Que o Requerido, estacionou o seu veículo automóvel com a matrícula ..-MZ-.. nos vários parques que a requerente gere e explora naquela cidade, mas não efetuou o pagamento da tarifa devida pelo parqueamento.

O Requerido, notificado, deduziu oposição à injunção.

Em face do que foram os autos remetidos ao Tribunal judicial da comarca dos Açores.

Recebido o processo com distribuição ao Juízo de Competência Genérica de Praia da Vitória, para tramitação como ação especial para cumprimento de obrigações pecuniárias, o tribunal, por sentença de 14.10.2024, julgou verificada a exceção dilatória da sua incompetência material para conhecer da causa e absolveu a requerida da instância.

Competência absoluta para a litígio que atribuiu aos tribunais da jurisdição administrativa e fiscal.

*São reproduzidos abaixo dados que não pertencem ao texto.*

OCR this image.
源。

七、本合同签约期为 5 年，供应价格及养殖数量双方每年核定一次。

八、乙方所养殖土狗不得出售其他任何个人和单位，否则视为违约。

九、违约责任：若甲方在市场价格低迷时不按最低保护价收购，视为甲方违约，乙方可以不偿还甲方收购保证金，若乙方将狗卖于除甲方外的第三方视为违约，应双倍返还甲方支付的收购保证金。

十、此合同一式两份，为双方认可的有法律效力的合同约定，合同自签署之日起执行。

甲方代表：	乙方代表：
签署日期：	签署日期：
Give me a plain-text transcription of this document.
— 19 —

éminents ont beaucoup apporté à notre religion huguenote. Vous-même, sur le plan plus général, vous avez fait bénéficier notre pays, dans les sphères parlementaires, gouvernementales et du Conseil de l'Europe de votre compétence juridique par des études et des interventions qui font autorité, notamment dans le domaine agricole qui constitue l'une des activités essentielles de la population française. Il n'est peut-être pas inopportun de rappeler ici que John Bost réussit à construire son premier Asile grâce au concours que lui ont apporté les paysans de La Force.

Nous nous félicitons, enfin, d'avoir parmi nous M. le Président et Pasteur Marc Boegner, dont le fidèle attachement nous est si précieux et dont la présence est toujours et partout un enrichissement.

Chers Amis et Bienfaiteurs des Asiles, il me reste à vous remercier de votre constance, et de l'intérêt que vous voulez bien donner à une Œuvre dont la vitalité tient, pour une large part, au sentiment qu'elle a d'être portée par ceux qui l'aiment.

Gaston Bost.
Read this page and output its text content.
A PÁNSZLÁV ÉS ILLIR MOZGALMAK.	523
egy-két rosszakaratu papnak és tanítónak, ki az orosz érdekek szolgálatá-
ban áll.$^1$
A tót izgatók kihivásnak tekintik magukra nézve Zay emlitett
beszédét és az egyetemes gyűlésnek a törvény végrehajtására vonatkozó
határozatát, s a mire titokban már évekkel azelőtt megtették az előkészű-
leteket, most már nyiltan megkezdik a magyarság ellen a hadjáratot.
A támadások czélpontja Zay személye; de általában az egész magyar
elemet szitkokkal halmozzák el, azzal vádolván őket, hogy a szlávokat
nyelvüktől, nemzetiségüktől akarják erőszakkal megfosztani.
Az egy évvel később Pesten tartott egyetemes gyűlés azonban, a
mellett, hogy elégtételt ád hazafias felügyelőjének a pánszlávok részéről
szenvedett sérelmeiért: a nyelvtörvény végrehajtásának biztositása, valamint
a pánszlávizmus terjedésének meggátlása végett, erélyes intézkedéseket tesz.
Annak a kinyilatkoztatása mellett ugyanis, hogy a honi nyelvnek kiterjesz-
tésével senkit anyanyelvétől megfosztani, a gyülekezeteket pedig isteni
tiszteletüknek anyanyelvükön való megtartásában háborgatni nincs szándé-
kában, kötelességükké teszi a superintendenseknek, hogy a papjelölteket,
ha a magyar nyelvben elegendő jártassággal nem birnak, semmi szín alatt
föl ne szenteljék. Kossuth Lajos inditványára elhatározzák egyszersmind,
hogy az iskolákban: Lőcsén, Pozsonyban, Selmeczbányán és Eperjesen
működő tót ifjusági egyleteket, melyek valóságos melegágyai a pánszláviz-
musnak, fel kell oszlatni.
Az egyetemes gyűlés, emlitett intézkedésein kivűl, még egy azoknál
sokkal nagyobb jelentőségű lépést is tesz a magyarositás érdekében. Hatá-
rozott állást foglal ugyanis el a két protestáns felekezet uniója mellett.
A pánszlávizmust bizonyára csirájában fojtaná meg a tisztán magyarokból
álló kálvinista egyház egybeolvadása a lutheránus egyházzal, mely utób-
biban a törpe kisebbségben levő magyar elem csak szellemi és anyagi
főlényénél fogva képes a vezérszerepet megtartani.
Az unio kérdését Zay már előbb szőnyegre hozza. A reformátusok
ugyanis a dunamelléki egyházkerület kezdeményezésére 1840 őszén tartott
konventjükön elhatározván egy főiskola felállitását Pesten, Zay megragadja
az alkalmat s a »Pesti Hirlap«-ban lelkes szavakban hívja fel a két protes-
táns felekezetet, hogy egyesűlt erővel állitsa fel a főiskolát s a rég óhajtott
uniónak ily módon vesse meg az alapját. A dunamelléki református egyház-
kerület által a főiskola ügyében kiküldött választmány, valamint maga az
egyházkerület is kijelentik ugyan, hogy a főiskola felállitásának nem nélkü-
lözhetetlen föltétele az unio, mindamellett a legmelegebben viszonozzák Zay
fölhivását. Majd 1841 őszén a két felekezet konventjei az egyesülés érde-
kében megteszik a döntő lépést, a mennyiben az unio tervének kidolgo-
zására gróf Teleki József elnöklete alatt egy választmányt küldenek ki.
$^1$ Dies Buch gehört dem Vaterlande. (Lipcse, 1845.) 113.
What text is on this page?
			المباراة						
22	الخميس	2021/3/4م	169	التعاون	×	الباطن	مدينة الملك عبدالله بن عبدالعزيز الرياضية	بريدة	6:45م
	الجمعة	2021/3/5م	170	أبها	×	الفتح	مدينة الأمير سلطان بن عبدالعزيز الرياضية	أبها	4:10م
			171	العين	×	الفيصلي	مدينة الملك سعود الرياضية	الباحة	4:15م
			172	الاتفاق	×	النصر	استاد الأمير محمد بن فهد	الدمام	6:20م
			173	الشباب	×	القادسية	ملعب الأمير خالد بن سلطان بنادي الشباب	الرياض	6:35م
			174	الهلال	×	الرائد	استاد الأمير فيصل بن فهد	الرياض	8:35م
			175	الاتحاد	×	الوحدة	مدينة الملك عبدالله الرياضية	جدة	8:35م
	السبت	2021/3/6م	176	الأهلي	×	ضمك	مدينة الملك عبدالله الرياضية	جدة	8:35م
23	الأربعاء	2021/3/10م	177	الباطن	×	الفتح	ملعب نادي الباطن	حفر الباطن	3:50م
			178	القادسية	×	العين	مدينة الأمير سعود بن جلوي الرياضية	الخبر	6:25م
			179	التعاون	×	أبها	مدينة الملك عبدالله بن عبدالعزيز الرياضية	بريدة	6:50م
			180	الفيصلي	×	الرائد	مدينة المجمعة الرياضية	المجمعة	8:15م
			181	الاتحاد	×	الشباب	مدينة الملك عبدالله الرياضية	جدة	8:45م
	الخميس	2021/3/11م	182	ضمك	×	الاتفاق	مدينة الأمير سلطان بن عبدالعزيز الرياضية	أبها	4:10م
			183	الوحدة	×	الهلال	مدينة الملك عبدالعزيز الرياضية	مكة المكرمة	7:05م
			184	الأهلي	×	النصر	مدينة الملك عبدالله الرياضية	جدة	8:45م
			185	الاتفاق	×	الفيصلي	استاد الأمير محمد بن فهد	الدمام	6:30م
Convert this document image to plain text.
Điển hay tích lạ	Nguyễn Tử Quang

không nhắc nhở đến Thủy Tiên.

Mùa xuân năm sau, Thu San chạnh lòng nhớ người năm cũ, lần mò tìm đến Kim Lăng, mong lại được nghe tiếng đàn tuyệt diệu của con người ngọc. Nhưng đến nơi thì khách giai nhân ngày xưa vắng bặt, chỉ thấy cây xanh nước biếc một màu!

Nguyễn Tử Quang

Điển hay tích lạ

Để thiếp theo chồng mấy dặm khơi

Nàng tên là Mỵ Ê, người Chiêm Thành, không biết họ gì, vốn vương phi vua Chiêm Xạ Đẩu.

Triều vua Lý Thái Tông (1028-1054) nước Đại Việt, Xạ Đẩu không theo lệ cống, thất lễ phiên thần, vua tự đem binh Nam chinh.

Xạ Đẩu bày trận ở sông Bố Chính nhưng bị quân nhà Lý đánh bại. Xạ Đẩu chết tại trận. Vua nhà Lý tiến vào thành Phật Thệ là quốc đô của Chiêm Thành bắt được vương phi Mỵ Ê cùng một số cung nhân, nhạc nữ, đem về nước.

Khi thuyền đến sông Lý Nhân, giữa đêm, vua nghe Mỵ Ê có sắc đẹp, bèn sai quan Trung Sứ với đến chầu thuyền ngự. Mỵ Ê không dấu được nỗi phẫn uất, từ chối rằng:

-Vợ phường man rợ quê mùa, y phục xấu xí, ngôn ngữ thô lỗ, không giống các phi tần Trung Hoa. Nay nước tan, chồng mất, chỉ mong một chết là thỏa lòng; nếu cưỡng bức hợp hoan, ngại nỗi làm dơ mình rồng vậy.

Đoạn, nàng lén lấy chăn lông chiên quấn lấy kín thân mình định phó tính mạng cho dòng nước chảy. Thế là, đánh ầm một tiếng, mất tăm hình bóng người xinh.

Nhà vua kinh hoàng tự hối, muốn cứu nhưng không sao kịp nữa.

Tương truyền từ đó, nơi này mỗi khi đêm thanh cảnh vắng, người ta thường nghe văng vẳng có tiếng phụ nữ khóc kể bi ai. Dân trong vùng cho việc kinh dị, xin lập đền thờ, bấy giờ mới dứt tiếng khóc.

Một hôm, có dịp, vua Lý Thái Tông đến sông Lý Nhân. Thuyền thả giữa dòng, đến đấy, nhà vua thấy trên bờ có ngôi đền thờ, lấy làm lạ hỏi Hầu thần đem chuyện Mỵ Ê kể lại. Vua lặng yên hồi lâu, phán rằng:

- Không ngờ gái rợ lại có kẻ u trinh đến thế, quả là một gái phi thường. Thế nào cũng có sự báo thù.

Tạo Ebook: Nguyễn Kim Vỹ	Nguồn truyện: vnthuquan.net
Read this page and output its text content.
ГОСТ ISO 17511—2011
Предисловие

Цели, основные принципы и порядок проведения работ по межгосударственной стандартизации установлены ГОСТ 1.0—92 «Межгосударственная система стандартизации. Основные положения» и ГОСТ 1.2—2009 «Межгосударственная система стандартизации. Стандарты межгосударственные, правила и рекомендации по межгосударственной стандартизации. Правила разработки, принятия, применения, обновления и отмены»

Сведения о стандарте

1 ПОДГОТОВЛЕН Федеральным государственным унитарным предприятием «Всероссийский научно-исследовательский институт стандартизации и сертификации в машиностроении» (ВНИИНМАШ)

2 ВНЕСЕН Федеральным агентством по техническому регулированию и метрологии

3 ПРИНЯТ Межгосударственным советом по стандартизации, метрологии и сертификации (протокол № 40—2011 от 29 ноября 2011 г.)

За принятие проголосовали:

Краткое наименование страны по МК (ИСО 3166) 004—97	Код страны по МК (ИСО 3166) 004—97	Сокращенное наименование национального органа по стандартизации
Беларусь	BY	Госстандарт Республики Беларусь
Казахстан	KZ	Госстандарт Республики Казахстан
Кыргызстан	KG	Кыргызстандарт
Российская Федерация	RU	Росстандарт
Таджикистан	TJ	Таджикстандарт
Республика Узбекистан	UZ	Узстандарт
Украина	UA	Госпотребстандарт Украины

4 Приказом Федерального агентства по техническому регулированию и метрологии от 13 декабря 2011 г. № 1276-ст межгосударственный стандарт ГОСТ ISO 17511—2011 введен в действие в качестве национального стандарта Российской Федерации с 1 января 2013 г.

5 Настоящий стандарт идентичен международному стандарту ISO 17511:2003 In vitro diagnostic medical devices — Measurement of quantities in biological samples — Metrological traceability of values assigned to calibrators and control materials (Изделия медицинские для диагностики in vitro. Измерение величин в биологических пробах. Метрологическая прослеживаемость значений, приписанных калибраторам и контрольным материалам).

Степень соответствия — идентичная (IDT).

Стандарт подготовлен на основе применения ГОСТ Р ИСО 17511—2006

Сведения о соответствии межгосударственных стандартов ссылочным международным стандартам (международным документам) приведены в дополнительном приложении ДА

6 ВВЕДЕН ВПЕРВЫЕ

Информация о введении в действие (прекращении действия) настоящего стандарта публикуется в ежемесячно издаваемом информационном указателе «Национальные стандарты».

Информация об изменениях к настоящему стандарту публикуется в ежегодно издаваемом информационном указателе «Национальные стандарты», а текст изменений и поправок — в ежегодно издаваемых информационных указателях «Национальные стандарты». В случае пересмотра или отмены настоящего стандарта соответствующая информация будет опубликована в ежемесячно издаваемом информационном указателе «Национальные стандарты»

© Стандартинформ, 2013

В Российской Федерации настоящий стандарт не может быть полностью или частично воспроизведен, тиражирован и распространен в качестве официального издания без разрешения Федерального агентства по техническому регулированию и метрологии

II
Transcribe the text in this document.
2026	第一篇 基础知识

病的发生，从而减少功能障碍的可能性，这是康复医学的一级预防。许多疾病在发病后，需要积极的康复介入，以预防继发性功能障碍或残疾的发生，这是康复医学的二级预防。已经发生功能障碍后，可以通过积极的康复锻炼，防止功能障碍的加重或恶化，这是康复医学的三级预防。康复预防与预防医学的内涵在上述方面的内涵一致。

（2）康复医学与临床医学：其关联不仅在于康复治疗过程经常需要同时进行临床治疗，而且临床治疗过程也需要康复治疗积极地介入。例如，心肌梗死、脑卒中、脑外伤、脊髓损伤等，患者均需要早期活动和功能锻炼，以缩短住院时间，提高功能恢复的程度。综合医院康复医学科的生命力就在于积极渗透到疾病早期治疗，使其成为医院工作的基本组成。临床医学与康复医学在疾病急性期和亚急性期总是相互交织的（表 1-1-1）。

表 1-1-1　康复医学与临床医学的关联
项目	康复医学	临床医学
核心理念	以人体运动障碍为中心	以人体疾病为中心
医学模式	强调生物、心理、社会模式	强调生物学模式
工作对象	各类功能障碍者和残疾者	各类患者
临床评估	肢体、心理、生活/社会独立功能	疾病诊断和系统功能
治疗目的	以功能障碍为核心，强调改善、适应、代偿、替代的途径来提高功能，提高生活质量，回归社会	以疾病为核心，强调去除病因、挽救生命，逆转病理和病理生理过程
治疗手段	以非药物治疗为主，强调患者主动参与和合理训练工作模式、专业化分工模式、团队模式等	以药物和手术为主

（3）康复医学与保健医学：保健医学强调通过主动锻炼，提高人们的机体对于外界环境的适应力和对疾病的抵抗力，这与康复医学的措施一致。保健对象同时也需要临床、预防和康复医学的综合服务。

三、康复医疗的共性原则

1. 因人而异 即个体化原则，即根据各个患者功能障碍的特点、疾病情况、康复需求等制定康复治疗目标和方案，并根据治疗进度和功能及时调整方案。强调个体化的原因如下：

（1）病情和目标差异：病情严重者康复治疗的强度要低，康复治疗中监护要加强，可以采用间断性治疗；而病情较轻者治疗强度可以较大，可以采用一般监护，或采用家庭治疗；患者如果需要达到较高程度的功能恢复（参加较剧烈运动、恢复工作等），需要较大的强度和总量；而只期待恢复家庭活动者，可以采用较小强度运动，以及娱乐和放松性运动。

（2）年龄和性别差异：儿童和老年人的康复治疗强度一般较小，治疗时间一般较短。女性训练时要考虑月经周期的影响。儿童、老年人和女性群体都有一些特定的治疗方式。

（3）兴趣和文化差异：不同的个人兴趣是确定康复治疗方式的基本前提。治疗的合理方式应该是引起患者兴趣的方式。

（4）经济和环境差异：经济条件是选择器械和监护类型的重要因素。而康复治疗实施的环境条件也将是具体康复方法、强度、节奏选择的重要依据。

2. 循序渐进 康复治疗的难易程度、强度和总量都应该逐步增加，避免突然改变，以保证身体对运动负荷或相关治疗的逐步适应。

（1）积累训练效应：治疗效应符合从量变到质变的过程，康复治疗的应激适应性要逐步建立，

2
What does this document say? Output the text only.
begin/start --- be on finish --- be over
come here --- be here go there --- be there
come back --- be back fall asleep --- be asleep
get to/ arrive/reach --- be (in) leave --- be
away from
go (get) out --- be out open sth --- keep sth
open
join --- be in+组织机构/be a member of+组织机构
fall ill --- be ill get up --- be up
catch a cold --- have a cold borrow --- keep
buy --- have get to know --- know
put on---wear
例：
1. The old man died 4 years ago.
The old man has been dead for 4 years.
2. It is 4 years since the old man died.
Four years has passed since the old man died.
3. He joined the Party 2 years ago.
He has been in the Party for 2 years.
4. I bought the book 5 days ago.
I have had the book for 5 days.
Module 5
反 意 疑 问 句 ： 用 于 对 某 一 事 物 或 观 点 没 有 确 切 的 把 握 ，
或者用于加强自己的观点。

A Requerente não se conformando, apelou para a 2.ª instância.

Distribuído o recurso na Relação de Lisboa, a Exma. Desembargadora relatora, por decisão sumária julgou improcedente o recurso, confirmando a decisão impugnada.

A recorrente reclamou para a conferência.

O Tribunal da Relação do Lisboa, por acórdão de 8.04.2025, manteve a decisão singular reclamada.

A Requerente, inconformada, interpôs recurso para o Tribunal dos Conflitos, pugnando pela atribuição da competência para conhecer da causa ao juízo de competência genérica de Praia da Vitória.

O Recorrido, notificado, não respondeu ao recurso.

b. parecer do Ministério Público:

O Digno Procurador-Geral Adjunto na vista a que alude o art. 11.º, n.º 4, da Lei n.º 91/2019, de 4 de setembro, apoiando-se ena jurisprudência que cita, pronuncia-se pela improcedência do recurso e pela atribuição da competência material para a ação à jurisdição administrativa.

c. exame preliminar:

O recurso é o próprio - art. 101.º n.º 2 do CPC.

Está admitido.

Este Tribunal dos Conflitos é o competente para julgar o recurso no que respeita à questionada incompetência jurisdicional material do tribunal cível para conhecer da causa – art. 3.º alínea c) da Lei n.º 91/2019 de 4 de setembro.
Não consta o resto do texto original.